Nigéria
Chefs religieux et responsables politiques du nord du Nigeria déploient des efforts considérables pour parvenir à une résolution diplomatique de la crise au Niger et prévenir ainsi une intervention militaire de la CEDEAO aux conséquences potentiellement désastreuses pour leurs régions.
Après les échecs de deux missions de médiation lancées par le bloc ouest-africain, dont les émissaires n'ont pas été reçus par le nouvel homme fort du Niger le général Abdourahamane Tiani, la CEDEAO a accentué sa pression sur le régime militaire.
Tout en disant continuer de privilégier la voie du dialogue, ses dirigeants ont donné jeudi leur feu vert à une intervention armée à venir, en activant sa "force en attente".
Mais alors que les négociations entre la CEDEAO et le nouveau régime au Niger semblent au point mort, d'autres s'activent pour établir un canal diplomatique entre le général Tiani et le chef d'Etat du Nigeria, Bola Tinubu, qui assure la présidence en exercice de la CEDEAO.
Ainsi, deux délégations de chefs religieux du nord du Nigeria - avec qui le Niger entretient des liens culturels, économiques et linguistiques forts - ont réussi à s'entretenir avec le général Tiani à Niamey.
D'abord mercredi, avec l'ancien émir de Kano Sanusi Lamido Sanusi, qui a porté les revendications du général Tiani auprès du président Tinubu à son retour à Abuja.
Puis samedi, avec le Sheikh Bala Lau, chef d'un mouvement islamique d'inspiration salafiste, dont la mission de médiation a été menée en accord avec le président nigérian.
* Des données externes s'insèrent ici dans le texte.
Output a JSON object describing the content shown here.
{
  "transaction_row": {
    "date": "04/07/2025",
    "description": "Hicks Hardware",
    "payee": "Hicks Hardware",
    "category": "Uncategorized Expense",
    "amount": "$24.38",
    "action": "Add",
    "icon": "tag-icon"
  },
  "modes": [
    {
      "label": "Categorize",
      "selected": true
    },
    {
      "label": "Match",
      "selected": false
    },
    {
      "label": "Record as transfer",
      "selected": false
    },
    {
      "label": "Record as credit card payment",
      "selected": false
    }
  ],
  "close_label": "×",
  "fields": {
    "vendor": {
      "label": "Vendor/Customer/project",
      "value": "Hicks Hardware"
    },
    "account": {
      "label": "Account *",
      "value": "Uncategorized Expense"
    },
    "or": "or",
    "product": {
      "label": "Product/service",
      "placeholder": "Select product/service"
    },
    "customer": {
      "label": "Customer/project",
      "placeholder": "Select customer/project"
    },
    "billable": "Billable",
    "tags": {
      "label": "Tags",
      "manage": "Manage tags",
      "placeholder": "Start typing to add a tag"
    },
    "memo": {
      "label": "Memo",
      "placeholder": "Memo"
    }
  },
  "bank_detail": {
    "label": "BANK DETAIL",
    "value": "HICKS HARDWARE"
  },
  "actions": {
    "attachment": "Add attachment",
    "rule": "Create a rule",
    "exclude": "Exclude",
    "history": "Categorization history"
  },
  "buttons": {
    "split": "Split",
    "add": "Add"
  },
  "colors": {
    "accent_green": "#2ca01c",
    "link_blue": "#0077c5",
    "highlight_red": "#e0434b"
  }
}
A l'issue de la rencontre, le Sheikh a rapporté que le régime militaire s'était dit ouvert à un dialogue, laissant espérer un début de négociation avec Abuja.
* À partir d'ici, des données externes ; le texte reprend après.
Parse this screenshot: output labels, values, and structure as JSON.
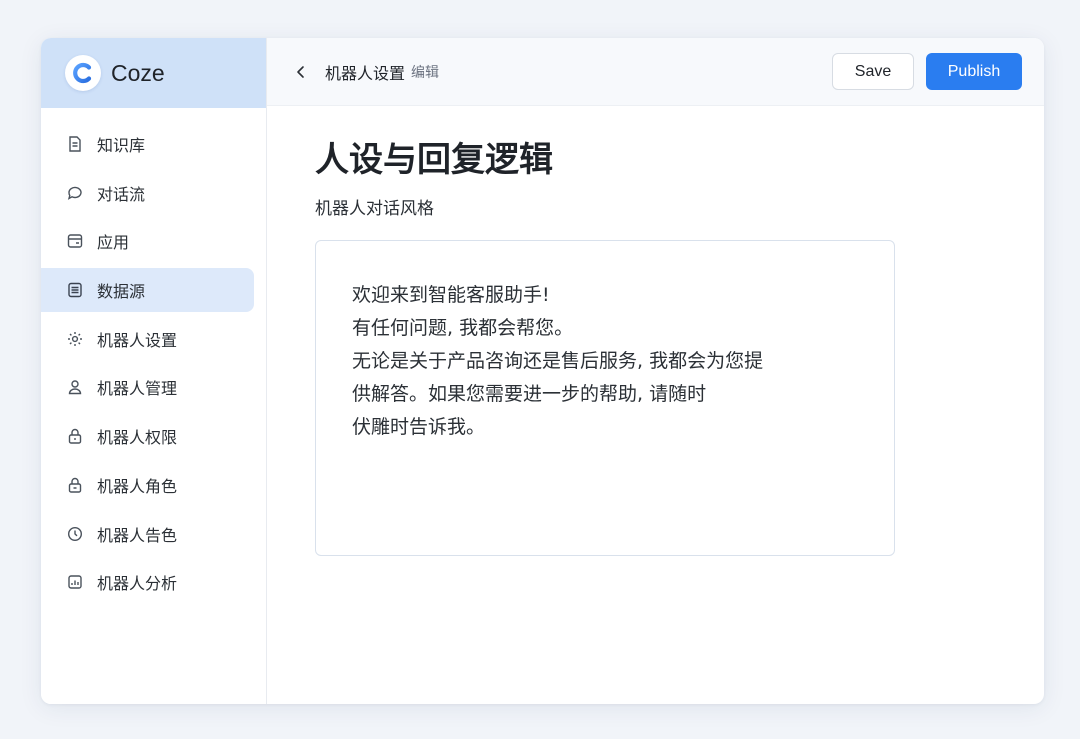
{
  "brand": {
    "name": "Coze"
  },
  "sidebar": {
    "items": [
      {
        "label": "知识库",
        "icon": "document-icon",
        "active": false
      },
      {
        "label": "对话流",
        "icon": "chat-bubble-icon",
        "active": false
      },
      {
        "label": "应用",
        "icon": "folder-icon",
        "active": false
      },
      {
        "label": "数据源",
        "icon": "list-doc-icon",
        "active": true
      },
      {
        "label": "机器人设置",
        "icon": "gear-icon",
        "active": false
      },
      {
        "label": "机器人管理",
        "icon": "user-icon",
        "active": false
      },
      {
        "label": "机器人权限",
        "icon": "lock-icon",
        "active": false
      },
      {
        "label": "机器人角色",
        "icon": "lock-icon",
        "active": false
      },
      {
        "label": "机器人告色",
        "icon": "clock-icon",
        "active": false
      },
      {
        "label": "机器人分析",
        "icon": "chart-icon",
        "active": false
      }
    ]
  },
  "header": {
    "title": "机器人设置",
    "subtitle": "编辑",
    "save_label": "Save",
    "publish_label": "Publish"
  },
  "main": {
    "page_title": "人设与回复逻辑",
    "field_label": "机器人对话风格",
    "textarea_value": "欢迎来到智能客服助手!\n有任何问题, 我都会帮您。\n无论是关于产品咨询还是售后服务, 我都会为您提\n供解答。如果您需要进一步的帮助, 请随时\n伏雕时告诉我。"
  },
  "colors": {
    "accent": "#2a7df0",
    "brand_bg": "#cfe1f8",
    "active_nav_bg": "#dde9fa"
  }
}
Avant leur départ respectif pour Niamey, ces deux personnalités, qui jouissent d'une importante influence dans le nord du Nigeria mais aussi au Niger et au Sahel, avaient publiquement exprimé leur aversion pour une intervention armée.
Des prises de position qui ont probablement pesé dans la décision du général Tiani de les recevoir. De son côté, le président Tinubu, qui avait adressé un discours très ferme aux militaires au lendemain du coup et est parfois perçu au Niger comme un fervent partisan de l'option militaire, fait l'objet depuis 10 jours d'importantes pressions en provenance du nord du Nigeria.
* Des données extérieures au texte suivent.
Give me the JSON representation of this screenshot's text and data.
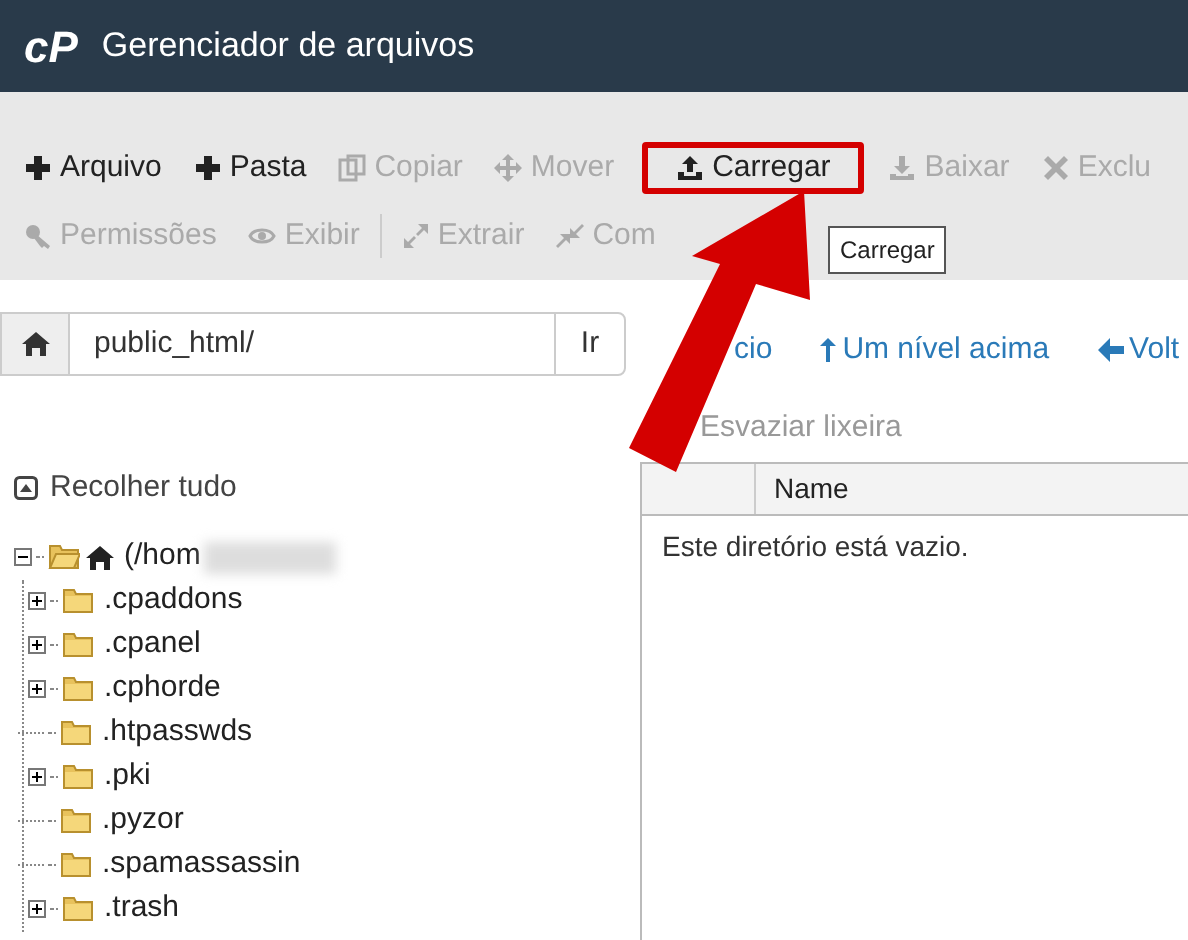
{
  "header": {
    "logo": "cP",
    "title": "Gerenciador de arquivos"
  },
  "toolbar": {
    "rows": [
      [
        {
          "label": "Arquivo",
          "disabled": false,
          "highlighted": false
        },
        {
          "label": "Pasta",
          "disabled": false,
          "highlighted": false
        },
        {
          "label": "Copiar",
          "disabled": true,
          "highlighted": false
        },
        {
          "label": "Mover",
          "disabled": true,
          "highlighted": false
        },
        {
          "label": "Carregar",
          "disabled": false,
          "highlighted": true
        },
        {
          "label": "Baixar",
          "disabled": true,
          "highlighted": false
        },
        {
          "label": "Exclu",
          "disabled": true,
          "highlighted": false
        }
      ],
      [
        {
          "label": "Permissões",
          "disabled": true,
          "highlighted": false
        },
        {
          "label": "Exibir",
          "disabled": true,
          "highlighted": false
        },
        {
          "label": "Extrair",
          "disabled": true,
          "highlighted": false
        },
        {
          "label": "Com",
          "disabled": true,
          "highlighted": false
        }
      ]
    ],
    "tooltip": "Carregar"
  },
  "path_bar": {
    "value": "public_html/",
    "button": "Ir"
  },
  "nav_links": [
    "cio",
    "Um nível acima",
    "Volt"
  ],
  "trash_link": "Esvaziar lixeira",
  "collapse_all": "Recolher tudo",
  "tree": {
    "label": "(/hom",
    "expanded": true,
    "children": [
      {
        "label": ".cpaddons",
        "expandable": true
      },
      {
        "label": ".cpanel",
        "expandable": true
      },
      {
        "label": ".cphorde",
        "expandable": true
      },
      {
        "label": ".htpasswds",
        "expandable": false
      },
      {
        "label": ".pki",
        "expandable": true
      },
      {
        "label": ".pyzor",
        "expandable": false
      },
      {
        "label": ".spamassassin",
        "expandable": false
      },
      {
        "label": ".trash",
        "expandable": true
      }
    ]
  },
  "table": {
    "columns": [
      "Name"
    ],
    "empty_message": "Este diretório está vazio."
  }
}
D'abord des chefs religieux, qui ont multiplié les appels à une résolution pacifique, mais aussi des responsables politiques, notamment les 58 sénateurs des régions du nord du Nigeria.
Le 5 août, ils avaient mis en garde Abuja : un recours à la force aurait selon eux de "graves implications" pour le Niger mais aussi le Nigeria, dont sept États partagent une frontière de 1 500 km avec le Niger.
Ils disaient également s'inquiéter de voir une intervention déstabiliser davantage ces régions extrêmement pauvres et déjà sous le joug de groupes armés djihadistes ou criminels.
Le 9 août, c'est un groupe d'universitaires, d'officiers à la retraite et d'hommes politiques du nord qui écrivaient une lettre ouverte au président nigérian. Selon eux, cette intervention "exacerberait" les problèmes sécuritaires du nord du Nigeria, notamment l'insurrection djihadiste, les conflits entre agriculteurs et éleveurs et les enlèvements de masse, "par la circulation des armes et la propagation de l’extrémisme violent".
En outre, elle pourrait aggraver "la grave crise humanitaire" dans le nord - avec déjà des millions de personnes déplacées et en insécurité alimentaire selon l'ONU - en raison des déplacements de populations que l'intervention entraînerait.
Ces déclarations s'accompagnent d'un début de mécontentement populaire. Vendredi, des centaines d'habitants d'un quartier de Kano (plus grande ville du nord) sont descendus dans la rue pour protester contre cette éventuelle intervention.
Brandissant des drapeaux nigérians et nigériens, les manifestants ont scandé des slogans anti-français, accusant la France d'avoir incité le Nigeria à entrer en guerre contre le Niger.
Dans la même ville, les commerçants déplorent la baisse de la fréquentation depuis la fermeture des frontières et les sanctions économiques de la CEDEAO. "Nos clients du Niger, du Bénin et de l'Afrique centrale ont cessé de venir ici acheter nos marchandises", s'agace Shamsu Bala, un négociant en textiles du marché Kantin Kwari.
La fermeture des frontières fait perdre chaque semaine au nord du Nigeria 13 milliards de nairas (15,5 millions d'euros), selon une étude de l'Arewa Economic Forum, un centre de réflexion. Alors pour M. Kwari "une guerre ne fera qu'aggraver la situation".